How does the product categorization ML work?
ML relies on big data and the reason we are seeing the rise of ML now and not ten years earlier lies in the ability of modern computers to process many data very fast. And ML does just that: it processes lots, and lots, and lots of data. It does not 'think'; it only finds some connections in seemingly irrelevant facts and remembers them.
An AI consists of two parts: the ML engine itself and a dataset. The ML engine requires an example dataset to learn from; once mature, it uses the actual working data to improve itself.

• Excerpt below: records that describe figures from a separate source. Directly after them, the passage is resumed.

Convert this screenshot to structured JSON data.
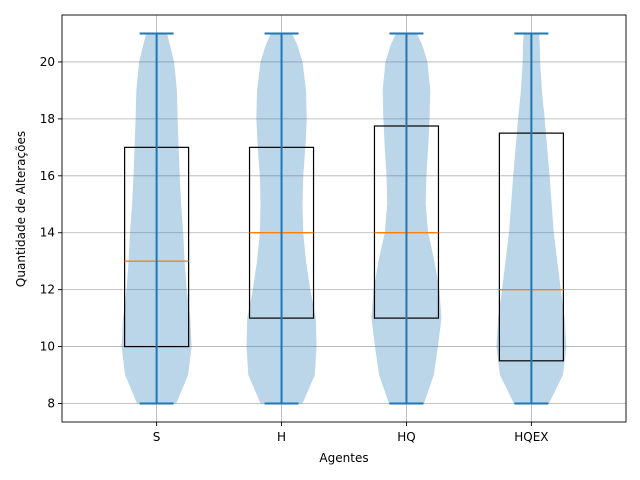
{
  "chart_data": {
    "type": "violin",
    "title": "",
    "xlabel": "Agentes",
    "ylabel": "Quantidade de Alterações",
    "categories": [
      "S",
      "H",
      "HQ",
      "HQEX"
    ],
    "ylim": [
      7.35,
      21.65
    ],
    "yticks": [
      8,
      10,
      12,
      14,
      16,
      18,
      20
    ],
    "grid": true,
    "colors": {
      "violin_fill": "#1f77b4",
      "violin_line": "#1f77b4",
      "median_line": "#ff7f0e",
      "box_edge": "#000000",
      "grid": "#b0b0b0"
    },
    "series": [
      {
        "category": "S",
        "min": 8,
        "max": 21,
        "q1": 10,
        "median": 13,
        "q3": 17,
        "density": [
          [
            8,
            0.56
          ],
          [
            9,
            0.9
          ],
          [
            10,
            1.0
          ],
          [
            11,
            0.96
          ],
          [
            12,
            0.86
          ],
          [
            13,
            0.8
          ],
          [
            14,
            0.76
          ],
          [
            15,
            0.7
          ],
          [
            16,
            0.66
          ],
          [
            17,
            0.63
          ],
          [
            18,
            0.6
          ],
          [
            19,
            0.58
          ],
          [
            20,
            0.5
          ],
          [
            20.5,
            0.4
          ],
          [
            21,
            0.3
          ]
        ]
      },
      {
        "category": "H",
        "min": 8,
        "max": 21,
        "q1": 11,
        "median": 14,
        "q3": 17,
        "density": [
          [
            8,
            0.6
          ],
          [
            9,
            0.95
          ],
          [
            10,
            1.0
          ],
          [
            11,
            0.98
          ],
          [
            12,
            0.82
          ],
          [
            13,
            0.7
          ],
          [
            14,
            0.62
          ],
          [
            15,
            0.6
          ],
          [
            16,
            0.62
          ],
          [
            17,
            0.68
          ],
          [
            18,
            0.72
          ],
          [
            19,
            0.7
          ],
          [
            20,
            0.6
          ],
          [
            20.6,
            0.45
          ],
          [
            21,
            0.3
          ]
        ]
      },
      {
        "category": "HQ",
        "min": 8,
        "max": 21,
        "q1": 11,
        "median": 14,
        "q3": 17.75,
        "density": [
          [
            8,
            0.5
          ],
          [
            9,
            0.78
          ],
          [
            10,
            0.9
          ],
          [
            11,
            1.0
          ],
          [
            12,
            0.94
          ],
          [
            13,
            0.8
          ],
          [
            14,
            0.62
          ],
          [
            15,
            0.55
          ],
          [
            16,
            0.57
          ],
          [
            17,
            0.62
          ],
          [
            18,
            0.66
          ],
          [
            19,
            0.68
          ],
          [
            20,
            0.6
          ],
          [
            20.6,
            0.45
          ],
          [
            21,
            0.3
          ]
        ]
      },
      {
        "category": "HQEX",
        "min": 8,
        "max": 21,
        "q1": 9.5,
        "median": 12,
        "q3": 17.5,
        "density": [
          [
            8,
            0.5
          ],
          [
            9,
            0.9
          ],
          [
            10,
            1.0
          ],
          [
            11,
            0.95
          ],
          [
            12,
            0.84
          ],
          [
            13,
            0.74
          ],
          [
            14,
            0.64
          ],
          [
            15,
            0.58
          ],
          [
            16,
            0.52
          ],
          [
            17,
            0.45
          ],
          [
            18,
            0.38
          ],
          [
            19,
            0.3
          ],
          [
            20,
            0.25
          ],
          [
            20.6,
            0.24
          ],
          [
            21,
            0.22
          ]
        ]
      }
    ]
  }
}
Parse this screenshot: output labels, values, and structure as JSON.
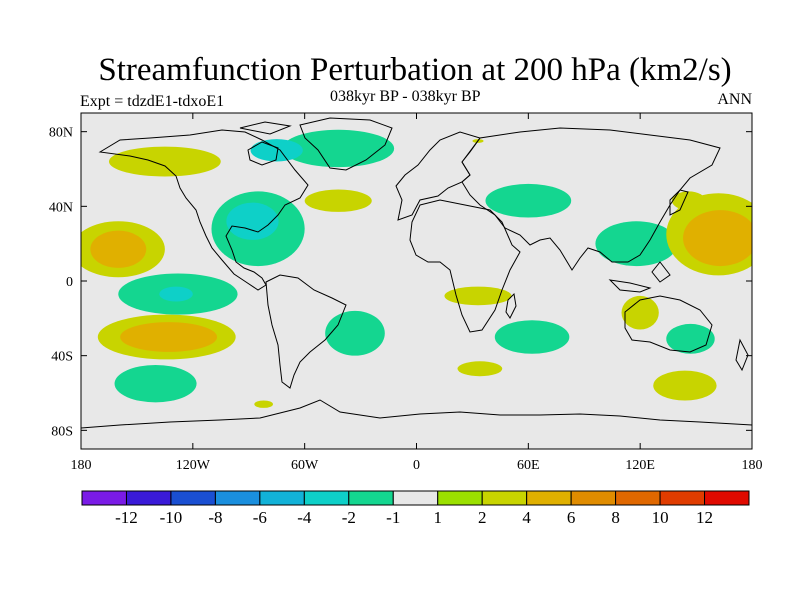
{
  "header": {
    "title": "Streamfunction Perturbation at 200 hPa (km2/s)",
    "subtitle": "038kyr BP - 038kyr BP",
    "left_label": "Expt = tdzdE1-tdxoE1",
    "right_label": "ANN"
  },
  "axes": {
    "lon_ticks": [
      "180",
      "120W",
      "60W",
      "0",
      "60E",
      "120E",
      "180"
    ],
    "lat_ticks": [
      "80N",
      "40N",
      "0",
      "40S",
      "80S"
    ]
  },
  "colorbar": {
    "colors": [
      "#7a1be6",
      "#3a1ad8",
      "#1a4fd2",
      "#1a8fde",
      "#12b2d8",
      "#0ed0c8",
      "#14d690",
      "#e8e8e8",
      "#9be000",
      "#c8d400",
      "#e0b000",
      "#e08c00",
      "#e06800",
      "#e03c00",
      "#e00a00"
    ],
    "labels": [
      "-12",
      "-10",
      "-8",
      "-6",
      "-4",
      "-2",
      "-1",
      "1",
      "2",
      "4",
      "6",
      "8",
      "10",
      "12"
    ]
  },
  "chart_data": {
    "type": "heatmap",
    "title": "Streamfunction Perturbation at 200 hPa (km2/s)",
    "subtitle": "038kyr BP - 038kyr BP",
    "projection": "cylindrical equidistant",
    "lon_range": [
      -180,
      180
    ],
    "lat_range": [
      -90,
      90
    ],
    "contour_levels": [
      -12,
      -10,
      -8,
      -6,
      -4,
      -2,
      -1,
      1,
      2,
      4,
      6,
      8,
      10,
      12
    ],
    "units": "km2/s",
    "blobs": [
      {
        "lon": -160,
        "lat": 17,
        "rlon": 25,
        "rlat": 15,
        "level": 2
      },
      {
        "lon": -160,
        "lat": 17,
        "rlon": 15,
        "rlat": 10,
        "level": 4
      },
      {
        "lon": -135,
        "lat": 64,
        "rlon": 30,
        "rlat": 8,
        "level": 2
      },
      {
        "lon": -42,
        "lat": 71,
        "rlon": 30,
        "rlat": 10,
        "level": -1
      },
      {
        "lon": -75,
        "lat": 70,
        "rlon": 14,
        "rlat": 6,
        "level": -2
      },
      {
        "lon": -42,
        "lat": 43,
        "rlon": 18,
        "rlat": 6,
        "level": 2
      },
      {
        "lon": -85,
        "lat": 28,
        "rlon": 25,
        "rlat": 20,
        "level": -1
      },
      {
        "lon": -88,
        "lat": 32,
        "rlon": 14,
        "rlat": 10,
        "level": -2
      },
      {
        "lon": -128,
        "lat": -7,
        "rlon": 32,
        "rlat": 11,
        "level": -1
      },
      {
        "lon": -129,
        "lat": -7,
        "rlon": 9,
        "rlat": 4,
        "level": -2
      },
      {
        "lon": -134,
        "lat": -30,
        "rlon": 37,
        "rlat": 12,
        "level": 2
      },
      {
        "lon": -133,
        "lat": -30,
        "rlon": 26,
        "rlat": 8,
        "level": 4
      },
      {
        "lon": -140,
        "lat": -55,
        "rlon": 22,
        "rlat": 10,
        "level": -1
      },
      {
        "lon": -82,
        "lat": -66,
        "rlon": 5,
        "rlat": 2,
        "level": 2
      },
      {
        "lon": -33,
        "lat": -28,
        "rlon": 16,
        "rlat": 12,
        "level": -1
      },
      {
        "lon": 60,
        "lat": 43,
        "rlon": 23,
        "rlat": 9,
        "level": -1
      },
      {
        "lon": 33,
        "lat": -8,
        "rlon": 18,
        "rlat": 5,
        "level": 2
      },
      {
        "lon": 34,
        "lat": -47,
        "rlon": 12,
        "rlat": 4,
        "level": 2
      },
      {
        "lon": 62,
        "lat": -30,
        "rlon": 20,
        "rlat": 9,
        "level": -1
      },
      {
        "lon": 118,
        "lat": 20,
        "rlon": 22,
        "rlat": 12,
        "level": -1
      },
      {
        "lon": 120,
        "lat": -17,
        "rlon": 10,
        "rlat": 9,
        "level": 2
      },
      {
        "lon": 147,
        "lat": -31,
        "rlon": 13,
        "rlat": 8,
        "level": -1
      },
      {
        "lon": 144,
        "lat": -56,
        "rlon": 17,
        "rlat": 8,
        "level": 2
      },
      {
        "lon": 162,
        "lat": 25,
        "rlon": 28,
        "rlat": 22,
        "level": 2
      },
      {
        "lon": 163,
        "lat": 23,
        "rlon": 20,
        "rlat": 15,
        "level": 4
      },
      {
        "lon": 146,
        "lat": 43,
        "rlon": 9,
        "rlat": 5,
        "level": 2
      },
      {
        "lon": 33,
        "lat": 75,
        "rlon": 3,
        "rlat": 1,
        "level": 2
      }
    ]
  }
}
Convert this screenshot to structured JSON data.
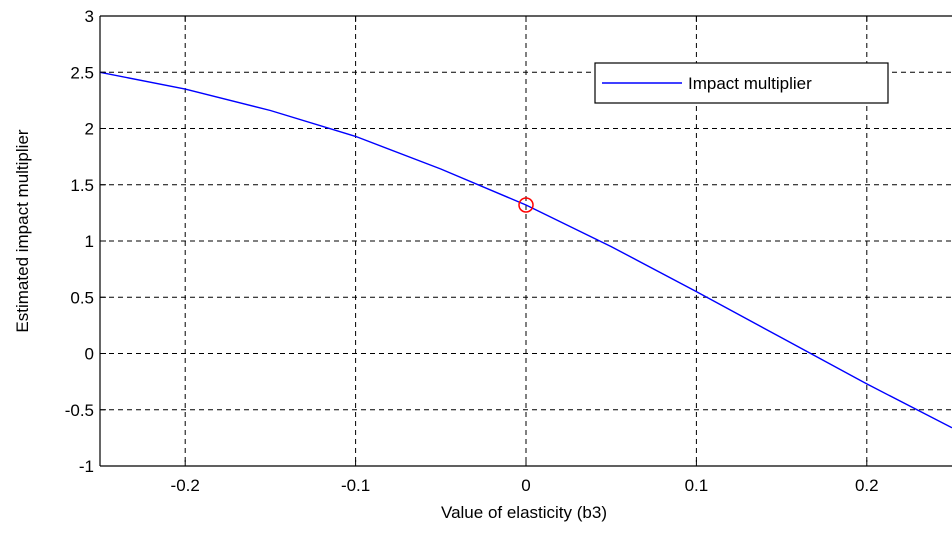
{
  "chart_data": {
    "type": "line",
    "xlabel": "Value of elasticity (b3)",
    "ylabel": "Estimated impact multiplier",
    "xlim": [
      -0.25,
      0.25
    ],
    "ylim": [
      -1,
      3
    ],
    "xticks": [
      -0.2,
      -0.1,
      0,
      0.1,
      0.2
    ],
    "xtick_labels": [
      "-0.2",
      "-0.1",
      "0",
      "0.1",
      "0.2"
    ],
    "yticks": [
      -1,
      -0.5,
      0,
      0.5,
      1,
      1.5,
      2,
      2.5,
      3
    ],
    "ytick_labels": [
      "-1",
      "-0.5",
      "0",
      "0.5",
      "1",
      "1.5",
      "2",
      "2.5",
      "3"
    ],
    "grid": true,
    "legend_position": "top-right",
    "series": [
      {
        "name": "Impact multiplier",
        "color": "#0000ff",
        "x": [
          -0.25,
          -0.2,
          -0.15,
          -0.1,
          -0.05,
          0,
          0.05,
          0.1,
          0.15,
          0.2,
          0.25
        ],
        "y": [
          2.5,
          2.35,
          2.16,
          1.93,
          1.64,
          1.32,
          0.95,
          0.55,
          0.14,
          -0.27,
          -0.66
        ]
      }
    ],
    "markers": [
      {
        "x": 0,
        "y": 1.32,
        "shape": "circle",
        "color": "#ff0000"
      }
    ]
  }
}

The first dataset is composed of randomly selected data from each category and attribute. 10 to 100 product examples are needed per category/attribute; the more complex the catalog structure, the deeper your categorization goes, the fewer examples are needed. Historically, the dataset consisted of product names and text descriptions. Modern ML also uses images and various metadata (like different languages and prices) in the sets to make predictions more accurate. All the data in the learning dataset must be manually categorized and attributed.
Once the ML engine processed this data, which may take a couple of hours for a medium-sized marketplace, it can be tried on the real-life database with the same content structure. When making predictions, ML marks them as 'strong' and 'weak'. The strong ones are then manually checked for correctness; a 95% threshold of correct categorization is considered good enough for production. Categories/attributes with lower percentages and 'weak' predictions require additional ML training on new data sets. The process is repeated until almost everything can be categorized automatically (there may be a few exceptions where an ML is unable to perform the task; these will have to remain in manual mode).
The initial dataset can be created in-house or a specialized external service may be employed. For new businesses, there are ready-made datasets available, both commercial and opensource. The latter are useful in ML evaluation for a particular business; note though that the commercial use of free datasets is usually prohibited by the license.